Zineb, le voile des yeux
Sagesse berbère
Zineb est une jeune femme berbère ayant vécu au onzième siècle dans une tribu nomade affiliée aux Sanhadja. Elle se dit Iznagen, ceux qui descendent de Znag, le fils de Mazigh. Elle est amazighe, elle est arabe, elle est devenue musulmane avec l’islamisation de son désert, de ses montagnes, de ses rivières. Elle ne porte pas de grief contre leur chef, tout évolue dans la vie. Elle croit toujours en la « source de l’eau », une tradition qui consiste à célébrer la pluie. Ses yeux de chats sont perçants. Sa peau blanche satinée dévoile une croix et des points tatoués sur son visage. Elle porte une voile qui protège du soleil et qui l’accompagne lors des longues traversées chaudes.
Zineb a beaucoup voyagé. Ses voiles racontent les migrations de son peuple. Elle se rappelle la source bleue où elle a grandi avec sa mère. Elle se trouvait dans un désert de pierres qui symbolise l’Egypte, le fondement de leurs rituels et leurs premiers Dieux. Elle est partie à l’Ouest où elle a trouvé les déserts blancs au bord de la mer Méditerranée. Des colonnes de pierres narguaient les étoiles en l’honneur des dieux romains, ces hommes qui les prenaient pour des esclaves. Puis elle a visité les déserts des montagnes du Rif où le thé chante avec le sucre de la vie. Elle a goûté les chants insoucieux des nuits étoilés qui mènent à l’ivresse de la Terre. Elle a suivi le sillon du désert rouge orangé et des oasis des Touareg. Elle a vu les déserts qui ouvrent sur Tombouctou et sur le plateau de l’Adrar en Mauritanie où elle a vécu la conversion de son peuple. Elle a ouvert ses yeux sur les temples, ceux des Chrétiens, ceux des Juifs, ceux des Musulmans et elle a su que le véritable voile était celui du jugement.
Le litham signifie le voile ou le cache-nez en arabe. En langage des oiseaux, il est le lit de l’âme, celui qui délie la vérité de chacun d’entre nous. Il est le chèche des touareg, le voile traditionnel qui indique le respect, le respect de soi, le respect de l’autre, le respect de la nature. Il couvre la tête pour montrer la nature véritable de la femme. Blanc ou noir, il est coiffé d’une parure qui illumine le visage. Des fleurs, des perles, des broderies, des métaux, il dévoile notre préciosité. Il incarne notre vie et la continuité de la vie. En portant ce voile au fil du temps et des temps, les yeux apprennent à regarder au-delà des voiles des différences et retrouver le voile universel qui forme notre héritage commun.

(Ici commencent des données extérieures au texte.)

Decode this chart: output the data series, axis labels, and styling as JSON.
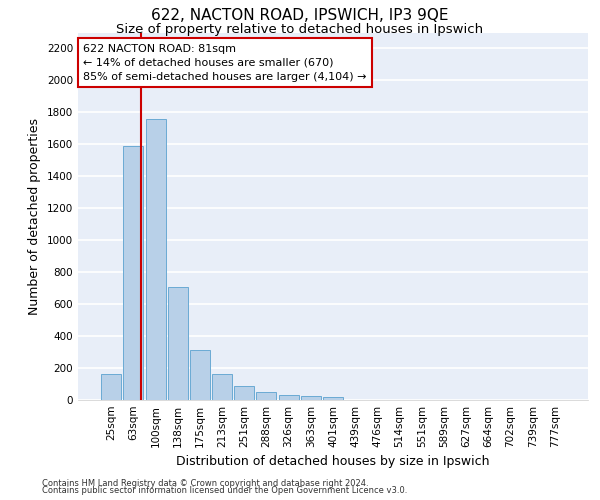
{
  "title": "622, NACTON ROAD, IPSWICH, IP3 9QE",
  "subtitle": "Size of property relative to detached houses in Ipswich",
  "xlabel": "Distribution of detached houses by size in Ipswich",
  "ylabel": "Number of detached properties",
  "categories": [
    "25sqm",
    "63sqm",
    "100sqm",
    "138sqm",
    "175sqm",
    "213sqm",
    "251sqm",
    "288sqm",
    "326sqm",
    "363sqm",
    "401sqm",
    "439sqm",
    "476sqm",
    "514sqm",
    "551sqm",
    "589sqm",
    "627sqm",
    "664sqm",
    "702sqm",
    "739sqm",
    "777sqm"
  ],
  "values": [
    160,
    1590,
    1760,
    710,
    315,
    160,
    85,
    52,
    30,
    22,
    20,
    0,
    0,
    0,
    0,
    0,
    0,
    0,
    0,
    0,
    0
  ],
  "bar_color": "#b8d0e8",
  "bar_edgecolor": "#6aaad4",
  "vline_x": 1.35,
  "vline_color": "#cc0000",
  "annotation_text": "622 NACTON ROAD: 81sqm\n← 14% of detached houses are smaller (670)\n85% of semi-detached houses are larger (4,104) →",
  "annotation_box_color": "white",
  "annotation_box_edgecolor": "#cc0000",
  "ylim": [
    0,
    2300
  ],
  "yticks": [
    0,
    200,
    400,
    600,
    800,
    1000,
    1200,
    1400,
    1600,
    1800,
    2000,
    2200
  ],
  "footnote1": "Contains HM Land Registry data © Crown copyright and database right 2024.",
  "footnote2": "Contains public sector information licensed under the Open Government Licence v3.0.",
  "plot_bg_color": "#e8eef8",
  "grid_color": "white",
  "title_fontsize": 11,
  "subtitle_fontsize": 9.5,
  "axis_label_fontsize": 9,
  "tick_fontsize": 7.5,
  "footnote_fontsize": 6
}
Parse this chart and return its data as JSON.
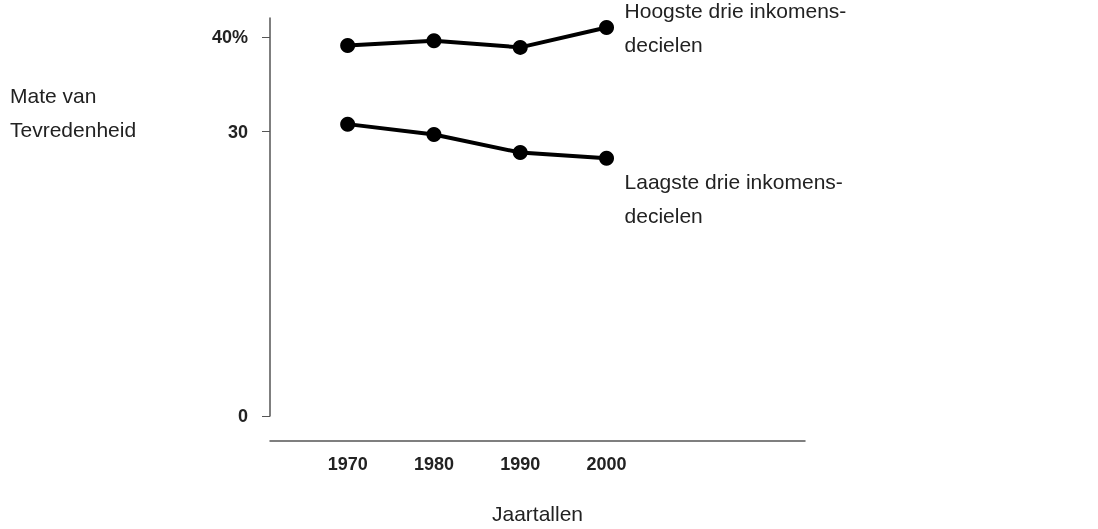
{
  "chart_data": {
    "type": "line",
    "xlabel": "Jaartallen",
    "ylabel": "Mate van\nTevredenheid",
    "x": [
      1970,
      1980,
      1990,
      2000
    ],
    "series": [
      {
        "name": "Hoogste drie inkomens-\ndecielen",
        "color": "#000000",
        "values": [
          39.1,
          39.6,
          38.9,
          41.0
        ]
      },
      {
        "name": "Laagste drie inkomens-\ndecielen",
        "color": "#000000",
        "values": [
          30.8,
          29.7,
          27.8,
          27.2
        ]
      }
    ],
    "xlim": [
      1961,
      2023
    ],
    "xticks": [
      1970,
      1980,
      1990,
      2000
    ],
    "ylim": [
      0,
      42
    ],
    "yticks": [
      0,
      30,
      {
        "value": 40,
        "label": "40%"
      }
    ],
    "marker": "circle",
    "line_style": "solid"
  }
}
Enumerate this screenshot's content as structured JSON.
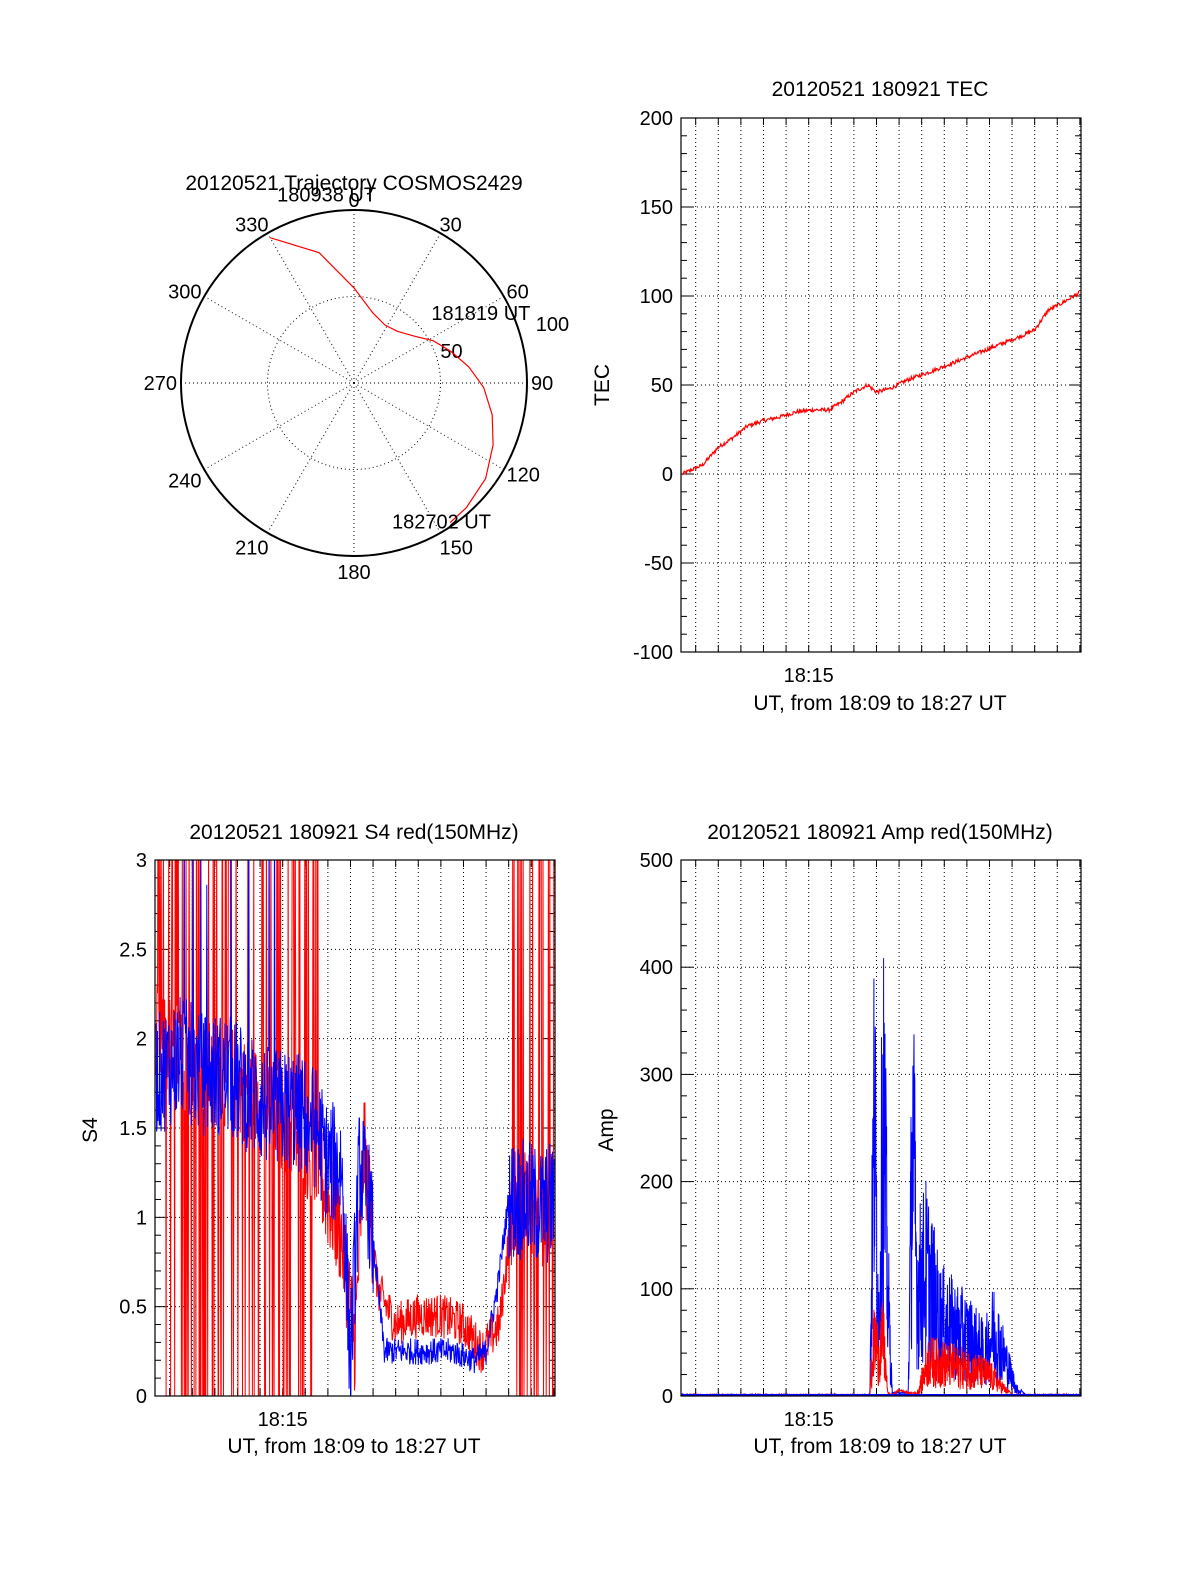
{
  "colors": {
    "red": "#ff0000",
    "blue": "#0000ff",
    "axis": "#000000",
    "background": "#ffffff"
  },
  "chart_data": [
    {
      "type": "polar",
      "title": "20120521 Trajectory COSMOS2429",
      "angle_labels": [
        "0",
        "30",
        "60",
        "90",
        "120",
        "150",
        "180",
        "210",
        "240",
        "270",
        "300",
        "330"
      ],
      "radial_labels": [
        "50",
        "100"
      ],
      "radial_range": [
        0,
        100
      ],
      "grid": true,
      "series": [
        {
          "color": "red",
          "azimuth_deg": [
            330,
            345,
            0,
            15,
            28,
            40,
            52,
            62,
            72,
            82,
            92,
            103,
            114,
            126,
            138,
            145.5
          ],
          "zenith": [
            97,
            78,
            55,
            42,
            38,
            39,
            44,
            52,
            59,
            67,
            75,
            82,
            88,
            94,
            97,
            98
          ]
        }
      ],
      "annotations": [
        {
          "text": "180938 UT",
          "azimuth_deg": 330,
          "zenith": 97
        },
        {
          "text": "181819 UT",
          "azimuth_deg": 62,
          "zenith": 52
        },
        {
          "text": "182702 UT",
          "azimuth_deg": 145.5,
          "zenith": 98
        }
      ]
    },
    {
      "type": "line",
      "title": "20120521 180921 TEC",
      "xlabel": "UT, from 18:09 to 18:27 UT",
      "ylabel": "TEC",
      "xlim_min": [
        9.35,
        27.05
      ],
      "ylim": [
        -100,
        200
      ],
      "yticks": [
        "-100",
        "-50",
        "0",
        "50",
        "100",
        "150",
        "200"
      ],
      "xticks": [
        {
          "t_min": 15,
          "label": "18:15"
        }
      ],
      "grid": true,
      "series": [
        {
          "color": "red",
          "x_min": [
            9.4,
            10.3,
            11.0,
            11.6,
            12.3,
            13.0,
            13.7,
            14.5,
            15.2,
            15.9,
            16.4,
            17.0,
            17.6,
            18.0,
            18.6,
            19.4,
            20.5,
            21.5,
            22.5,
            23.5,
            24.5,
            25.0,
            25.6,
            26.2,
            27.0
          ],
          "values": [
            0,
            5,
            15,
            20,
            27,
            30,
            32,
            35,
            36,
            36,
            40,
            46,
            50,
            46,
            48,
            53,
            58,
            63,
            68,
            73,
            78,
            81,
            92,
            96,
            102
          ]
        }
      ]
    },
    {
      "type": "line",
      "title": "20120521 180921 S4 red(150MHz)",
      "xlabel": "UT, from 18:09 to 18:27 UT",
      "ylabel": "S4",
      "xlim_min": [
        9.35,
        27.05
      ],
      "ylim": [
        0,
        3
      ],
      "yticks": [
        "0",
        "0.5",
        "1",
        "1.5",
        "2",
        "2.5",
        "3"
      ],
      "xticks": [
        {
          "t_min": 15,
          "label": "18:15"
        }
      ],
      "grid": true,
      "series": [
        {
          "color": "red",
          "x_min": [
            9.5,
            10.5,
            11.5,
            12.5,
            13.5,
            14.5,
            15.5,
            16.5,
            17.0,
            17.6,
            18.2,
            18.6,
            19.2,
            20.0,
            21.0,
            22.0,
            23.0,
            23.8,
            24.6,
            25.2,
            25.8,
            26.5,
            27.0
          ],
          "values": [
            2.0,
            1.9,
            1.8,
            1.8,
            1.7,
            1.6,
            1.5,
            1.3,
            1.1,
            0.9,
            0.3,
            1.4,
            0.6,
            0.4,
            0.45,
            0.45,
            0.4,
            0.25,
            0.4,
            1.1,
            1.1,
            1.0,
            1.05
          ]
        },
        {
          "color": "blue",
          "x_min": [
            9.5,
            10.5,
            11.5,
            12.5,
            13.5,
            14.5,
            15.5,
            16.5,
            17.0,
            17.6,
            18.0,
            18.4,
            18.8,
            19.5,
            20.5,
            21.5,
            22.5,
            23.5,
            24.0,
            24.5,
            25.0,
            25.5,
            26.5,
            27.0
          ],
          "values": [
            1.8,
            1.9,
            1.8,
            1.8,
            1.7,
            1.6,
            1.6,
            1.5,
            1.3,
            1.3,
            0.2,
            1.3,
            1.1,
            0.25,
            0.25,
            0.25,
            0.25,
            0.2,
            0.25,
            0.6,
            1.1,
            1.1,
            1.05,
            1.1
          ]
        }
      ]
    },
    {
      "type": "line",
      "title": "20120521 180921 Amp red(150MHz)",
      "xlabel": "UT, from 18:09 to 18:27 UT",
      "ylabel": "Amp",
      "xlim_min": [
        9.35,
        27.05
      ],
      "ylim": [
        0,
        500
      ],
      "yticks": [
        "0",
        "100",
        "200",
        "300",
        "400",
        "500"
      ],
      "xticks": [
        {
          "t_min": 15,
          "label": "18:15"
        }
      ],
      "grid": true,
      "series": [
        {
          "color": "red",
          "x_min": [
            9.4,
            17.7,
            17.9,
            18.1,
            18.3,
            18.5,
            18.7,
            19.0,
            19.4,
            19.8,
            20.3,
            21.0,
            21.8,
            22.5,
            23.0,
            23.5,
            24.0,
            27.0
          ],
          "values": [
            0,
            0,
            80,
            60,
            80,
            2,
            0,
            5,
            2,
            2,
            50,
            45,
            40,
            35,
            30,
            15,
            0,
            0
          ]
        },
        {
          "color": "blue",
          "x_min": [
            9.4,
            17.7,
            17.9,
            18.1,
            18.3,
            18.5,
            18.7,
            19.0,
            19.4,
            19.6,
            19.8,
            20.2,
            20.8,
            21.5,
            22.2,
            22.8,
            23.2,
            23.6,
            24.2,
            24.6,
            27.0
          ],
          "values": [
            0,
            0,
            400,
            100,
            420,
            150,
            2,
            2,
            2,
            375,
            150,
            180,
            110,
            95,
            80,
            60,
            95,
            60,
            10,
            0,
            0
          ]
        }
      ]
    }
  ]
}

Je porte le voile des yeux
pour regarder l’âme qui habille ton être de vie.
Aujourd’hui, Zineb chuchote le secret de sa sagesse :
« Je suis la fleur du regard, la fleur de la vie, la fleur du voile qui dessine les horizons de mes voyages. Avec le voile brodé sur ma tête, j’ai appris à persévérer dans le brouillard de la chaleur, dans la froideur des nuits du désert, dans la continuité de la transhumance. Avec le voile sur mes yeux, j’ai appris à regarder mes racines, mes héritages et mes valeurs. J’ai mis de la distance avec l’extérieur qui jugeait mes ancêtres et je me suis convertie à moi-même. Je suis devenu le voile des yeux, celui qui regarde avec la profondeur de l’émotion qui se dévoile dans les yeux étoilés de l’être aimé, de l’amour de l’autre, de l’âme qui vit au fond des iris de chacun. »
Le peuple berbère est un ensemble de peuples d’Afrique du Nord et qui a pratiqué différentes religions avant de se convertir majoritairement à l’Islam. Certains berbères sont juifs, parfois chrétiens et païens.